All ETDs from UAB

Advisory Committee Chair

Beverly Mulvihill

Advisory Committee Members

Russell Kirby

Alfred Bartolucci

Marsha Sturdevant

Maja Altarac

Document Type

Dissertation

Date of Award

2009

Degree Name by School

Doctor of Public Health (DrPH) School of Public Health

Abstract

Worldwide 15-40% of adolescents practice Disordered Eating Behavior (DEB). This study examined DEB development and the role of 1) shared familial factors among sibling pairs; and 2) non-shared familial experiences among discordant sibling pairs adjusted for individual and shared familial factors. The "National Longitudinal Study of Adolescent Health" data on 3274 adolescents were analyzed. The sample contained: twins (n=952), full siblings (n=1434), half siblings (n=418), and biologically not-related siblings (n=470). Multivariable regression analysis examined familial factors associated with DEB in the overall sample and sibling pair types. Adolescents engaging in DEB (~16%) were more likely to be white females with higher BMI and lower self-esteem. Sibling engagement in DEB was associated with: higher quarrel frequency; lack of feeling loved; perceived parental differential attention and restricted independent decision making; lower academic expectations; and reduced paternal closeness. Female-female siblings were 2.5 times (AOR: 2.49, 95% CI. 1.58-3.95) more likely to have DEB compared to male-female pairs. Twin siblings were 48% (AOR: 0.52 95% CI. 0.27-0.98) less likely to engage in DEB compared to biologically not-related siblings. Among discordant sibling pairs, the only observed difference was siblings engaging in DEB reported spending lot more time with the same friend (AOR: 1.92, 95% CI. 1.0-3.6) compared to their non-disordered eating sibling. This investigation confirms risk factors for DEB and suggests a possible role of the NSFE in discordant patterns of DEB among siblings.

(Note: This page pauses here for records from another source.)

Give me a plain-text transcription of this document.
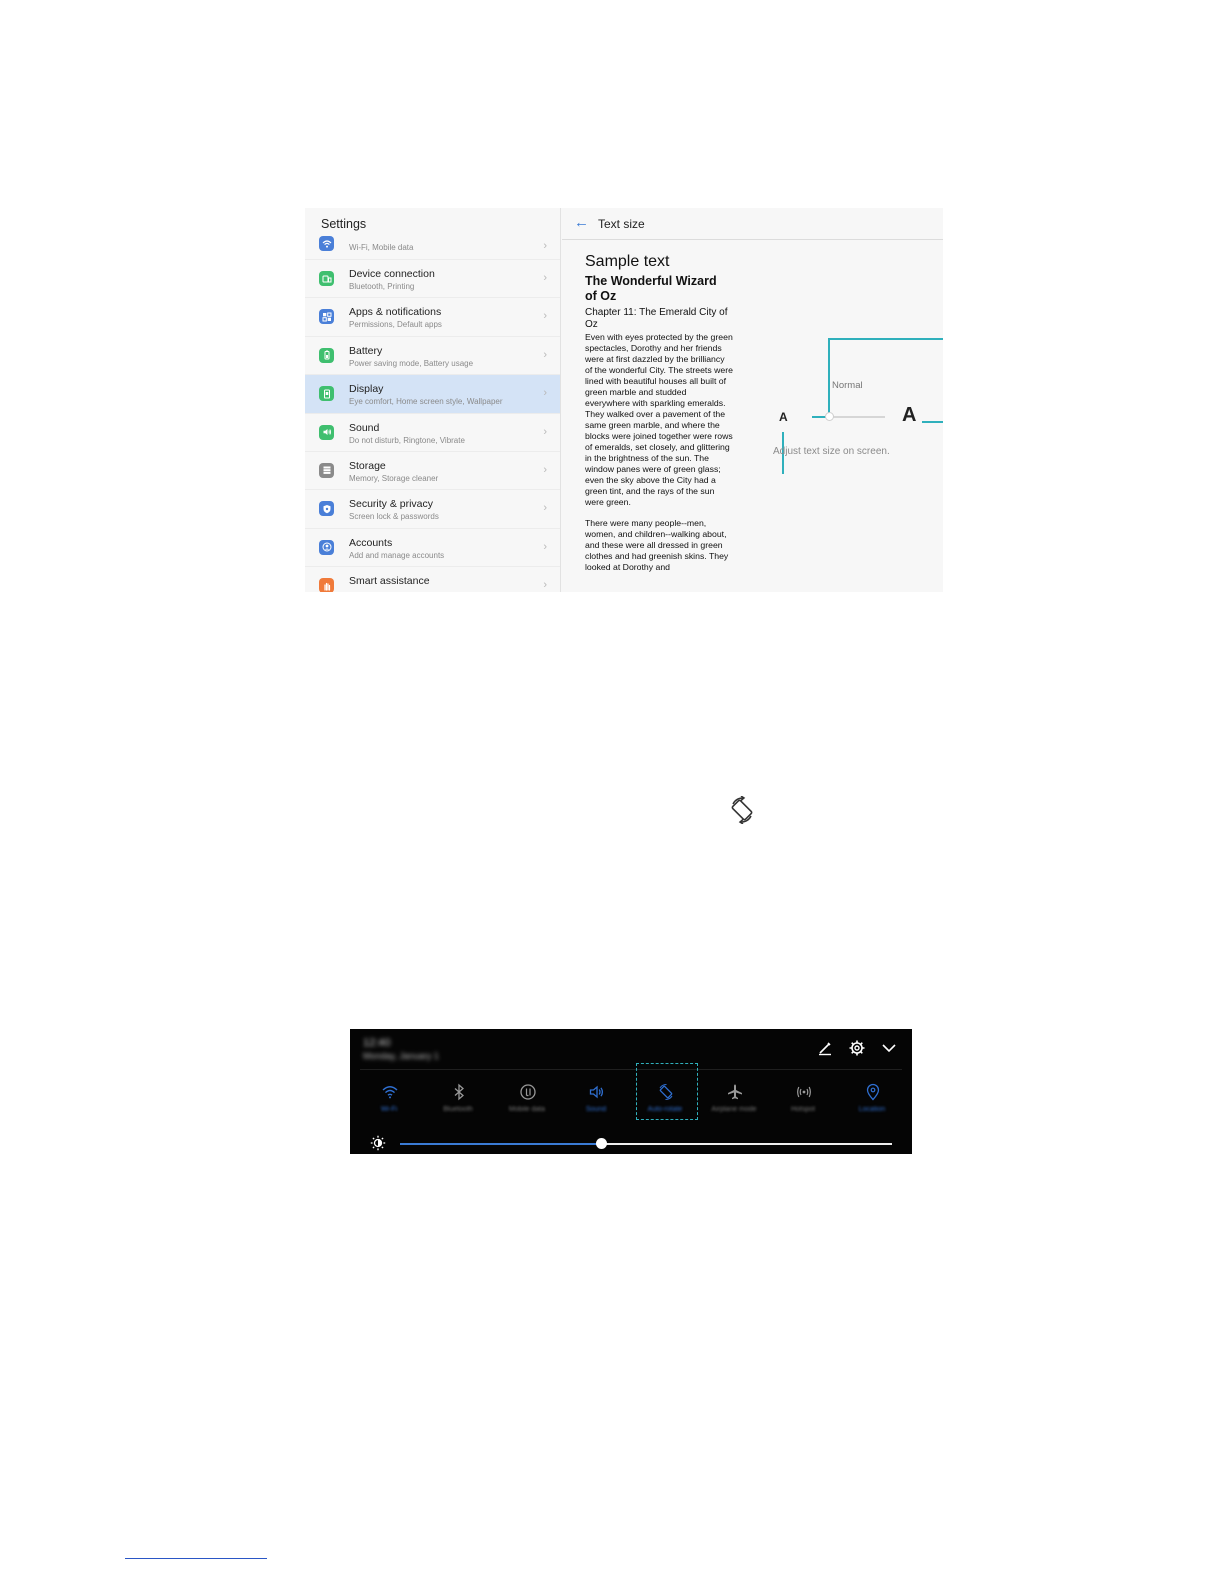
Settings
Wi-Fi, Mobile data	›
Device connection
Bluetooth, Printing
›
Apps & notifications
Permissions, Default apps
›
Battery
Power saving mode, Battery usage
›
Display
Eye comfort, Home screen style, Wallpaper
›
Sound
Do not disturb, Ringtone, Vibrate
›
Storage
Memory, Storage cleaner
›
Security & privacy
Screen lock & passwords
›
Accounts
Add and manage accounts
›
Smart assistance	›
← Text size
Sample text
The Wonderful Wizard of Oz
Chapter 11: The Emerald City of Oz
Even with eyes protected by the green spectacles, Dorothy and her friends were at first dazzled by the brilliancy of the wonderful City. The streets were lined with beautiful houses all built of green marble and studded everywhere with sparkling emeralds. They walked over a pavement of the same green marble, and where the blocks were joined together were rows of emeralds, set closely, and glittering in the brightness of the sun. The window panes were of green glass; even the sky above the City had a green tint, and the rays of the sun were green.
There were many people--men, women, and children--walking about, and these were all dressed in green clothes and had greenish skins. They looked at Dorothy and
Normal
A	A
Adjust text size on screen.
12:40
Monday, January 1
Wi-Fi	Bluetooth	Mobile data	Sound	Auto-rotate	Airplane mode	Hotspot	Location
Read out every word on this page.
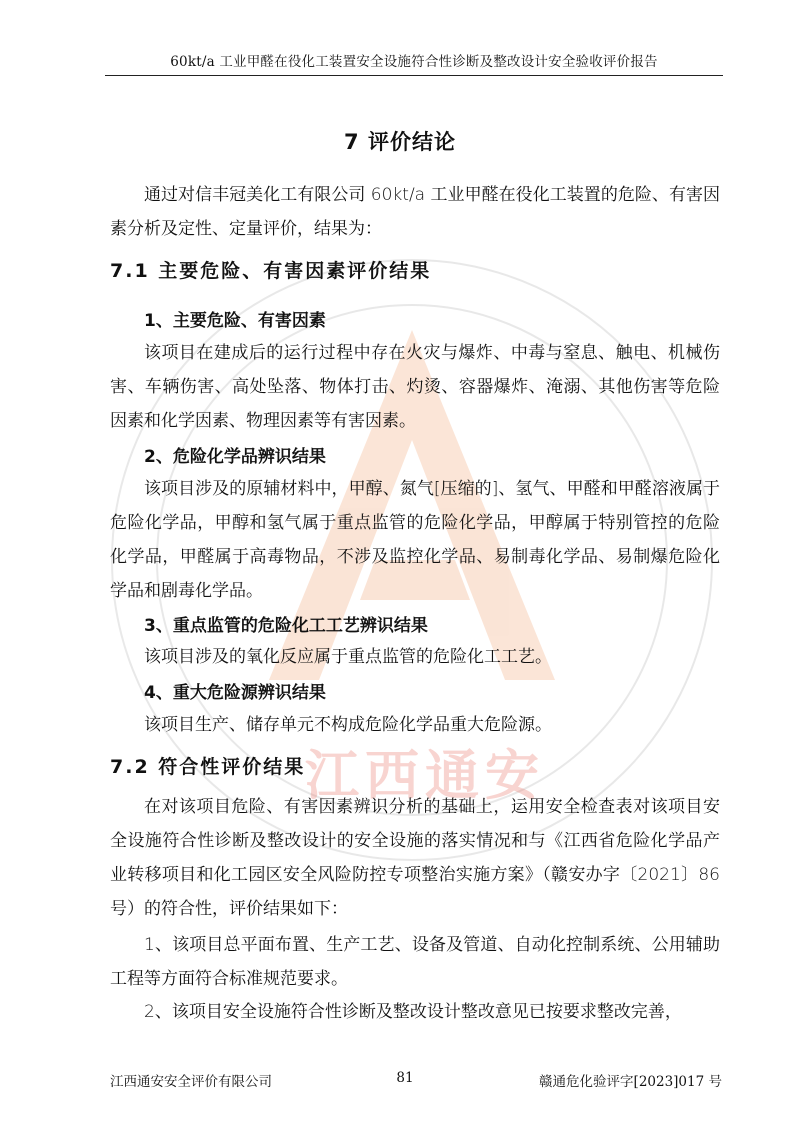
江西通安
60kt/a 工业甲醛在役化工装置安全设施符合性诊断及整改设计安全验收评价报告
7 评价结论
通过对信丰冠美化工有限公司 60kt/a 工业甲醛在役化工装置的危险、有害因素分析及定性、定量评价，结果为：
7.1 主要危险、有害因素评价结果
1、主要危险、有害因素
该项目在建成后的运行过程中存在火灾与爆炸、中毒与窒息、触电、机械伤害、车辆伤害、高处坠落、物体打击、灼烫、容器爆炸、淹溺、其他伤害等危险因素和化学因素、物理因素等有害因素。
2、危险化学品辨识结果
该项目涉及的原辅材料中，甲醇、氮气[压缩的]、氢气、甲醛和甲醛溶液属于危险化学品，甲醇和氢气属于重点监管的危险化学品，甲醇属于特别管控的危险化学品，甲醛属于高毒物品，不涉及监控化学品、易制毒化学品、易制爆危险化学品和剧毒化学品。
3、重点监管的危险化工工艺辨识结果
该项目涉及的氧化反应属于重点监管的危险化工工艺。
4、重大危险源辨识结果
该项目生产、储存单元不构成危险化学品重大危险源。
7.2 符合性评价结果
在对该项目危险、有害因素辨识分析的基础上，运用安全检查表对该项目安全设施符合性诊断及整改设计的安全设施的落实情况和与《江西省危险化学品产业转移项目和化工园区安全风险防控专项整治实施方案》（赣安办字〔2021〕86 号）的符合性，评价结果如下：
1、该项目总平面布置、生产工艺、设备及管道、自动化控制系统、公用辅助工程等方面符合标准规范要求。
2、该项目安全设施符合性诊断及整改设计整改意见已按要求整改完善，
江西通安安全评价有限公司	81	赣通危化验评字[2023]017 号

In examining the results, one possible conclusion is that NSFE truly does not play a significant role in the development of DEB. Siblings' experience within the family is similar and perhaps there are factors outside the family, such as the relationship with friends that are the stronger influence. Identifying factors associated with DEB may assist school and health care personnel to observe "red flags" related to more serious eating disorders. To adequately explore these issues, future studies must assure sufficient power to detect perceived differences in familial experiences and restrict variables examined to familial factors eliminating peer issues. This study generates questions and hypotheses that warrant further exploration of familial and extra-familial non-shared influences among siblings affected by DEB.